I'm now very worried about travelling on my own, leaving my other half here which is devastating, for 3 months! Anyone been travelling without their other half? What happened?! Does it still work later?
I'm travelling down the east coast from Cairns to Melbourne with the Oz experience. Has anyone got any good or bad reviews for this? So many questions!
You'll have a great time out there. You meet loads of people anyway so you wont be alone. I did a trip with "wayward tours" or something like that from Alice Springs to Adelaide to Melbourne to Sydney and I was alone. To be fair I didnt have a partner in the first place but again I met people out there. Most of the people you meet will be alone so you'll make friends fast. Especially on those long bus trips.
Will your relationship still work later? Absence makes the heart grow fonder im told and 3 months isnt really that long. If it was a year or so Id question it but I think you'll be cool. You'll probably be in touch loads while your away.
I didnt do a trip with oz experience but im assuming all those travel companies are similar so I think it will all be good.
I've travelled without my other half, but not for any extensive amount if time. I actually like travelling on my own - I find it easier to meet people that way, plus I love the challenge of doing everything on my own.
If it helps, though, my boyfriend an I live an ocean apart, and I haven't seen him for just about 6 months now (although he'll be here in 3 weeks!!). It's difficult at times, but it also has its rewards. Distance makes you think about how much you want the relationship and how much you're willing to put into it. In the end, it gives you a perspective you may not have otherwise have had. You'll have a ton to talk about when you get back! Plus you'll always be proud of yourself for travelling on your own.
Its a fantastic opportunity for you to get out and experience life on your own. You will meet loads of people and thoroughly enjoy the new experiences, a great distraction from missing your boyfriend.
I have been apart from my boyfriend for two years, we are currently living together now. But its what you put into it and how much you want to be together that will determine the strength of your relationship.

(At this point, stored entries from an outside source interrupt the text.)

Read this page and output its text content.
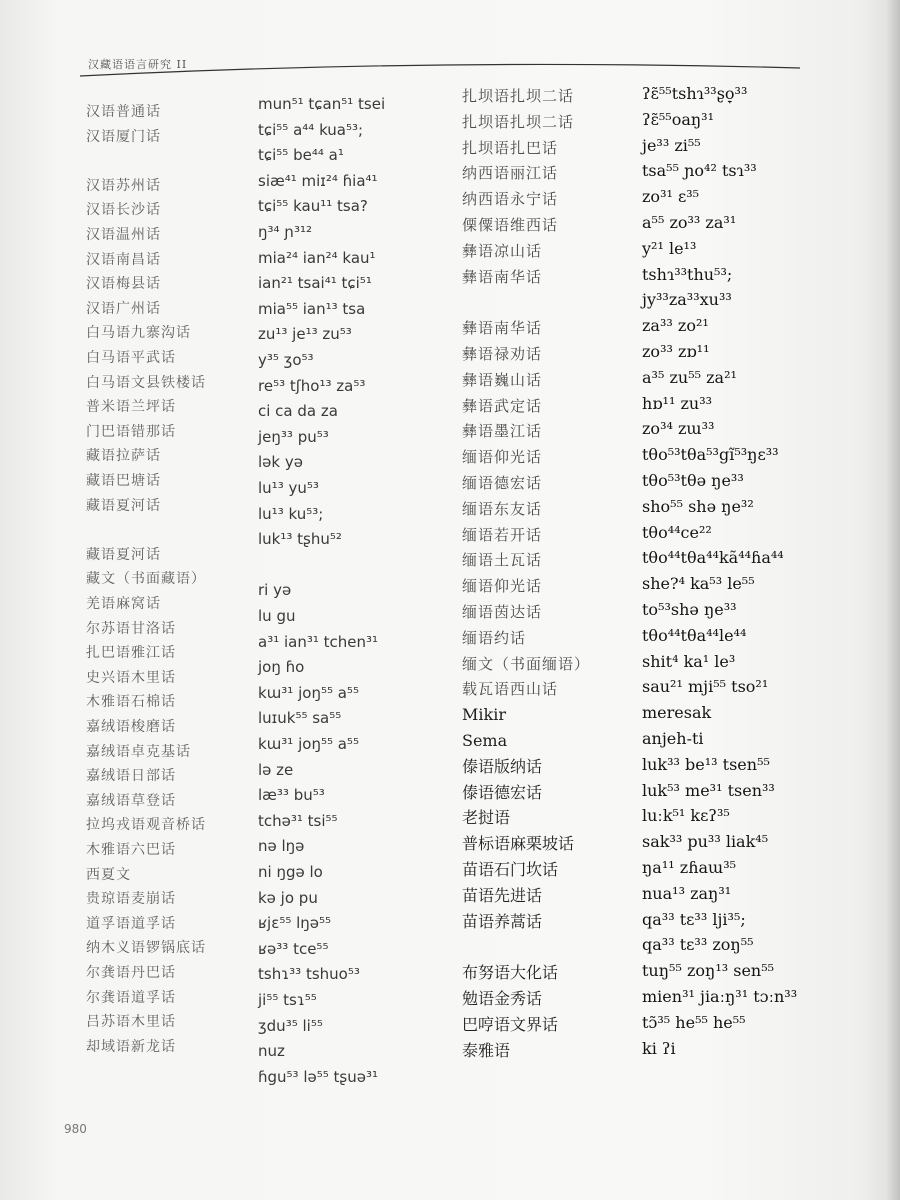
汉藏语语言研究 II
汉语普通话
汉语厦门话
汉语苏州话
汉语长沙话
汉语温州话
汉语南昌话
汉语梅县话
汉语广州话
白马语九寨沟话
白马语平武话
白马语文县铁楼话
普米语兰坪话
门巴语错那话
藏语拉萨话
藏语巴塘话
藏语夏河话
藏语夏河话
藏文（书面藏语）
羌语麻窝话
尔苏语甘洛话
扎巴语雅江话
史兴语木里话
木雅语石棉话
嘉绒语梭磨话
嘉绒语卓克基话
嘉绒语日部话
嘉绒语草登话
拉坞戎语观音桥话
木雅语六巴话
西夏文
贵琼语麦崩话
道孚语道孚话
纳木义语锣锅底话
尔龚语丹巴话
尔龚语道孚话
吕苏语木里话
却域语新龙话
mun⁵¹ tɕan⁵¹ tsei
tɕi⁵⁵ a⁴⁴ kua⁵³;
tɕi⁵⁵ be⁴⁴ a¹
siæ⁴¹ miɪ²⁴ ɦia⁴¹
tɕi⁵⁵ kau¹¹ tsa?
ŋ³⁴ ɲ³¹²
mia²⁴ ian²⁴ kau¹
ian²¹ tsai⁴¹ tɕi⁵¹
mia⁵⁵ ian¹³ tsa
zu¹³ je¹³ zu⁵³
y³⁵ ʒo⁵³
re⁵³ tʃho¹³ za⁵³
ci ca da za
jeŋ³³ pu⁵³
lək yə
lu¹³ yu⁵³
lu¹³ ku⁵³;
luk¹³ tʂhu⁵²
ri yə
lu gu
a³¹ ian³¹ tchen³¹
joŋ ɦo
kɯ³¹ joŋ⁵⁵ a⁵⁵
luɪuk⁵⁵ sa⁵⁵
kɯ³¹ joŋ⁵⁵ a⁵⁵
lə ze
læ³³ bu⁵³
tchə³¹ tsi⁵⁵
nə lŋə
ni ŋgə lo
kə jo pu
ʁjɛ⁵⁵ lŋə⁵⁵
ʁə³³ tce⁵⁵
tshɿ³³ tshuo⁵³
ji⁵⁵ tsɿ⁵⁵
ʒdu³⁵ li⁵⁵
nuz
ɦgu⁵³ lə⁵⁵ tʂuə³¹
扎坝语扎坝二话
扎坝语扎坝二话
扎坝语扎巴话
纳西语丽江话
纳西语永宁话
傈僳语维西话
彝语凉山话
彝语南华话
彝语南华话
彝语禄劝话
彝语巍山话
彝语武定话
彝语墨江话
缅语仰光话
缅语德宏话
缅语东友话
缅语若开话
缅语土瓦话
缅语仰光话
缅语茵达话
缅语约话
缅文（书面缅语）
载瓦语西山话
Mikir
Sema
傣语版纳话
傣语德宏话
老挝语
普标语麻栗坡话
苗语石门坎话
苗语先进话
苗语养蒿话
布努语大化话
勉语金秀话
巴哼语文界话
泰雅语
ʔɛ̃⁵⁵tshɿ³³ʂo̞³³
ʔɛ̃⁵⁵oaŋ³¹
je³³ zi⁵⁵
tsa⁵⁵ ɲo⁴² tsɿ³³
zo³¹ ɛ³⁵
a⁵⁵ zo³³ za³¹
y²¹ le¹³
tshɿ³³thu⁵³;
jy³³za³³xu³³
za³³ zo²¹
zo³³ zɒ¹¹
a³⁵ zu⁵⁵ za²¹
hɒ¹¹ zu³³
zo³⁴ zɯ³³
tθo⁵³tθa⁵³gĩ⁵³ŋɛ³³
tθo⁵³tθə ŋe³³
sho⁵⁵ shə ŋe³²
tθo⁴⁴ce²²
tθo⁴⁴tθa⁴⁴kã⁴⁴ɦa⁴⁴
she?⁴ ka⁵³ le⁵⁵
to⁵³shə ŋe³³
tθo⁴⁴tθa⁴⁴le⁴⁴
shit⁴ ka¹ le³
sau²¹ mji⁵⁵ tso²¹
meresak
anjeh-ti
luk³³ be¹³ tsen⁵⁵
luk⁵³ me³¹ tsen³³
luːk⁵¹ kɛʔ³⁵
sak³³ pu³³ liak⁴⁵
ŋa¹¹ zɦaɯ³⁵
nua¹³ zaŋ³¹
qa³³ tɛ³³ lji³⁵;
qa³³ tɛ³³ zoŋ⁵⁵
tuŋ⁵⁵ zoŋ¹³ sen⁵⁵
mien³¹ jiaːŋ³¹ tɔːn³³
tɔ̃³⁵ he⁵⁵ he⁵⁵
ki ʔi
980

The places,people, experiences we go through now, is something we will be able to look back on in later years and say 'I HAVE NO REGRETS'!
It's been really good reading all this.
My boyfriend went to Australia for 3 months at the end of 04 and we stayed together. 3 weeks ago he went off travelling again, round the world this time.
I found it really hard, as this time he didn't think we should stay together, so at the moment we're broken up, although we still talk, text and speak online, which is VERY confusing as it seems as though we're still together!
So we're kind of at an in-between stage at the moment and I wonder if I'm crazy wanting to still be together when it could be ages til we see each other (we're both set to be in Oz at the same time), but reading all this makes me think I'm not so crazy after all!
Sorry for rambling!
You can ramble on if it helps you get through this....
It seems your boyfriend (ex) has made a decision and moved on to experience it. And you definitely need to do exactly the same thing!! As hard as it may all seem to be apart, your wounds will heal and you will enjoy life experiences on your own.
So while he is away having the time of his life, i want you to do exactly the same thing...have the time of yours!!